Because of this, the Church in the Pacific Northwest has done a poor job about evangelization. More often than not, many of us in the thick of the Church in Seattle implicitly assume that our faith cannot be more attractive than someone’s Mercedes-Benzes or luxury apartment. In Seattle, those charged with proposing the Gospel have not been converted ourselves. What I am trying to say is that there is a sad lack of hope and an un-Christian sense of pessimism in ourselves. Really, what we have failed to do in our parishes has been to proclaim Christ as the method and endpoint of human fulfillment. Instead, we have assumed that if we live according to x, y, and z then everything will work out. And so we tell others the same, but this is false and ultimately detrimental to the new evangelization.

Since Jesus is divorced–extrinsic–from my humanity and everyday life, going to Mass and confession are (at best) seen as a “tax” on my time and life. The faith has been proposed as a principle to live by, not a person with whom we are in relationship with. At worst, going to Mass (and even more so confession) is simply useless and unattractive.

I point these out because I see this as the coming reality for dioceses in the Midwest. In fact, in my opinion, it is already there but it is more subtle.

RM: How can the parish reach out to fallen-away Catholics or non-Catholics in Seattle?

CP: First, I think we need to be converted ourselves. This means that our own parishioners (myself as well) need to have our humanity enlivened because of our deep communion with Jesus. Really, we need saints, that is all. No program can substitute the encounter with Jesus through someone who is fully alive with Christ. St. Paul and St. Irenaeus come to mind as particularly important saints for Seattle.

We must also come to trust that Christ is actually present in every moment and in every circumstance. This is a journey of conversion because secularism (with all its historical baggage that gave it birth) denies this as a possibility–and we have been raised in the soil of secularism as Catholics. If we come to this knowledge of Christ present, then we can also begin to be obedient to reality–to listen to reality. That means seeing the vast sea of sorrow, isolation, and lack of humanity that defines the majority of people here. This lack of fulfilled humanity is the hallmark symptom where I think the Church and Her saints can propose the Gospel. For example: in meeting a guy who has thoroughly taken his identity from the homosexual subculture, the first question at hand isn’t concerning his moral incoherency. The first question is, “what has been your experience of God, who do you think God is?” And if this man, over time, does encounter Jesus, only then will the moral issues become relevant to his life. It is hard to be obedient (to listen) to a principle or equation because an equation doesn’t have a face. It is much easier and totally attractive to be obedient (to listen) to a person, because a person can speak to you. And once you have fallen in love with this Person, you desire to no longer to follow your own path, but to follow His.
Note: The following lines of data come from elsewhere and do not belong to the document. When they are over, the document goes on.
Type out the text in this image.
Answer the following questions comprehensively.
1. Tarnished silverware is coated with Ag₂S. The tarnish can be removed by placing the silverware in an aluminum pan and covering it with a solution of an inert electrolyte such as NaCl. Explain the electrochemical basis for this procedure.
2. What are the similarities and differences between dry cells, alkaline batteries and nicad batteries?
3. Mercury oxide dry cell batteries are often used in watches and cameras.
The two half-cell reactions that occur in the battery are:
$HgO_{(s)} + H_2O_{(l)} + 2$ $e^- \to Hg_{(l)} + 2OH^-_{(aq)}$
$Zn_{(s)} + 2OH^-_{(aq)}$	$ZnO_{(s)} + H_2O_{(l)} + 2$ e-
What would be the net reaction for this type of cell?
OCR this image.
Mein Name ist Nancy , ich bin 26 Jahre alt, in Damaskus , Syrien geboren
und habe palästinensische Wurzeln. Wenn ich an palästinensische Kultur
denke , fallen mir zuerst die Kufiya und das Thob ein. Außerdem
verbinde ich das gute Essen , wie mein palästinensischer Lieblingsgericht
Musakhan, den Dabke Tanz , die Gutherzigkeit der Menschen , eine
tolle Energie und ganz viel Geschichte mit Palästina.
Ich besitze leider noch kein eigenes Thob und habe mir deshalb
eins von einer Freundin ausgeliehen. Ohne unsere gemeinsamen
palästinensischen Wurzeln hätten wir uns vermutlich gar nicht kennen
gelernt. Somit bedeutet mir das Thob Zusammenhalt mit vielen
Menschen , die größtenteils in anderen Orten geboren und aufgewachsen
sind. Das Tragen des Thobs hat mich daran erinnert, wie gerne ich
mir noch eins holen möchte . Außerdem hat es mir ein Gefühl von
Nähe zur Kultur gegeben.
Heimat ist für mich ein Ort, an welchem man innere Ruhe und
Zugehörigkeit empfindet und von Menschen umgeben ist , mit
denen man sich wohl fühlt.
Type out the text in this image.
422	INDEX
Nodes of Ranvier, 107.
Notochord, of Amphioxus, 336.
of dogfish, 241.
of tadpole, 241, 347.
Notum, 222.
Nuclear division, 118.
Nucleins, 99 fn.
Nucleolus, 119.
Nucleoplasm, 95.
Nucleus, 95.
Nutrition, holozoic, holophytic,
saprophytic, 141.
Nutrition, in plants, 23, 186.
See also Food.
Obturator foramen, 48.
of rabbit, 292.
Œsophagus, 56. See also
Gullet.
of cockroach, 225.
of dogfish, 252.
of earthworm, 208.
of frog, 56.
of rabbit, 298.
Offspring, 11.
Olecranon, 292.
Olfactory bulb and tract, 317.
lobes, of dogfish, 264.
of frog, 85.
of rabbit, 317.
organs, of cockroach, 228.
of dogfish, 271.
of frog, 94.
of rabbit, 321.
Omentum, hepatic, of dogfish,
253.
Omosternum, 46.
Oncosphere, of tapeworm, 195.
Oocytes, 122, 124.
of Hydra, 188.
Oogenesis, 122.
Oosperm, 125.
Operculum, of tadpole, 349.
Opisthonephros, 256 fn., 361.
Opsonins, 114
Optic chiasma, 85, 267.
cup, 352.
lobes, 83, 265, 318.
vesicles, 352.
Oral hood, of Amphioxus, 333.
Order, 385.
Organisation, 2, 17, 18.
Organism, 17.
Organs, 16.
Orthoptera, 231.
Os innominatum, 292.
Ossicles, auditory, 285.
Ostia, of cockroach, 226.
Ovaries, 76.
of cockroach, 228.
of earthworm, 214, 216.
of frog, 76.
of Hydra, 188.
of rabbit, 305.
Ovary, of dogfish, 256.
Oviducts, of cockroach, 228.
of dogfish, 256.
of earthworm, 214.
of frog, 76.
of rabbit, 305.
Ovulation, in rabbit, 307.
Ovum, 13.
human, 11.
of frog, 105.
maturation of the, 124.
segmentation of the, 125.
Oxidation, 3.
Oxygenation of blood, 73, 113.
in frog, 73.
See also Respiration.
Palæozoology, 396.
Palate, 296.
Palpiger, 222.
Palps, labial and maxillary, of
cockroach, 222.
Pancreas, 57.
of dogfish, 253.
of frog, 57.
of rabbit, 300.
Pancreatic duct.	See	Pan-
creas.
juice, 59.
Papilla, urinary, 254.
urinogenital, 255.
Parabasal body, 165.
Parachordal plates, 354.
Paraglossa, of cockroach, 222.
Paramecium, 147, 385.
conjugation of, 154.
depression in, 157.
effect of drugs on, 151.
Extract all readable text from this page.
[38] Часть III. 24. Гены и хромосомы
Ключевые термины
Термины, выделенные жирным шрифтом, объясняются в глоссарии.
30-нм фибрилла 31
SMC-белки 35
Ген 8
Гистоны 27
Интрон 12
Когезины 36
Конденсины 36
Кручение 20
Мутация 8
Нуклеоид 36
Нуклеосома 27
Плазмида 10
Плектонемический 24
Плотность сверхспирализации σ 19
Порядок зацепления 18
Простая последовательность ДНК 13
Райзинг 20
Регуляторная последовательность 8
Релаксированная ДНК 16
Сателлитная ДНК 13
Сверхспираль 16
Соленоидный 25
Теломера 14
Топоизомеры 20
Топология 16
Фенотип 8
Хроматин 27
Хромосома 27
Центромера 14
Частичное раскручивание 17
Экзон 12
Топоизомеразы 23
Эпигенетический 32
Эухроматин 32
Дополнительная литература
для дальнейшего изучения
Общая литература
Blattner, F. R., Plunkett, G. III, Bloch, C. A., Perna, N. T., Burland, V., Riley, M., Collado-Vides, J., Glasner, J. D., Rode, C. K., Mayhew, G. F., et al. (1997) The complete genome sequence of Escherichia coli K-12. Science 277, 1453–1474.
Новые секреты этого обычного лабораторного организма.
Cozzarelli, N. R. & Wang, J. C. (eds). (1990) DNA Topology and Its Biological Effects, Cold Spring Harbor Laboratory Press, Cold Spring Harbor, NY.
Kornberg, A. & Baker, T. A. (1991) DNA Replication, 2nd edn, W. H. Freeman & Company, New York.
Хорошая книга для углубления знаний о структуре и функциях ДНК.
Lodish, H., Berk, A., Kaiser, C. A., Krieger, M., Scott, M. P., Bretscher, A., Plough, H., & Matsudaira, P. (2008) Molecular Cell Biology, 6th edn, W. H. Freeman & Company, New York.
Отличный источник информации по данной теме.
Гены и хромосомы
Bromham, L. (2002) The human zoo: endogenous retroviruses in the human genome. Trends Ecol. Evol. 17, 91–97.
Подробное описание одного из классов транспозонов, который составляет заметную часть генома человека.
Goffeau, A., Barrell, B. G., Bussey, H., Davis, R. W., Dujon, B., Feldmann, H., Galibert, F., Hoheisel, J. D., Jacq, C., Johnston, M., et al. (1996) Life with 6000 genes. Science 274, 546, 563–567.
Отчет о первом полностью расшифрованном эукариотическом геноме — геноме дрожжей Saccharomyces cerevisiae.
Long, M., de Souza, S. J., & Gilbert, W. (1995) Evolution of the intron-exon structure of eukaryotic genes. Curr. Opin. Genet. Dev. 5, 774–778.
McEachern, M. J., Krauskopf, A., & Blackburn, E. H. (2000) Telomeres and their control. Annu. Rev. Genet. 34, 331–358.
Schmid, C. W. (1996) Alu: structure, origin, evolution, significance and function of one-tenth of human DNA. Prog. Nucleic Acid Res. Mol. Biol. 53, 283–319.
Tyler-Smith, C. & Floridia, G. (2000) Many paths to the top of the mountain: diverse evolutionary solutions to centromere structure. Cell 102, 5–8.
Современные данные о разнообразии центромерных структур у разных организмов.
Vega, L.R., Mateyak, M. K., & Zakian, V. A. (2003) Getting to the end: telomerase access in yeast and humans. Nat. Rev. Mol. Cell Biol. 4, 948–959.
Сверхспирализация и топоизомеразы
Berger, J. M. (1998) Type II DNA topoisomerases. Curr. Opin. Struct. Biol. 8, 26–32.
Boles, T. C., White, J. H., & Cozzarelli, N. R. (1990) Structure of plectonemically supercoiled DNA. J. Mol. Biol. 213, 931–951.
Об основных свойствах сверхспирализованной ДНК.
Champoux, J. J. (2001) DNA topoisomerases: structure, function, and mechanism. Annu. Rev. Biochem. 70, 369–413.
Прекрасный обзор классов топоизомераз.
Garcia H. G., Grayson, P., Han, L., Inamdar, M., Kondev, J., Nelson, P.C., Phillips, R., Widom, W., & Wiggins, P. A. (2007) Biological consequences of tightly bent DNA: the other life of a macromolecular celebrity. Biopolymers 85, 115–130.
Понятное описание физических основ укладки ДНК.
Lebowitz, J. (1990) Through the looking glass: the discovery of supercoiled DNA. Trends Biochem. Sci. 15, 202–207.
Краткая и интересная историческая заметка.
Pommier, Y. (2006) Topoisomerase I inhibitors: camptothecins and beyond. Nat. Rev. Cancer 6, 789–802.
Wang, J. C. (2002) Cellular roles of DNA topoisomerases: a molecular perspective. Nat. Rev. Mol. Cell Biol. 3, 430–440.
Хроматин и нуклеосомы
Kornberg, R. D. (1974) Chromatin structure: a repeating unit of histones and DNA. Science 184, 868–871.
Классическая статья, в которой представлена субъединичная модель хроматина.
RM: Most people view Seattle as the epicenter of everything “alternative”. Mundelein is in the heartland of American – a region consciously very far from the style of Jimi Hendrix and Kurt Cobain. What do you think the Seattle Church can offer to the Church at large?

CP: What can we offer? A word of caution and a word of encouragement: the deep secularism of Seattle is already in the blood of most Catholics in the Midwest and is quickly getting worse, but there is hope because Christ exists and asks us to participate in His life, which mysteriously co-exists with all the decay around us.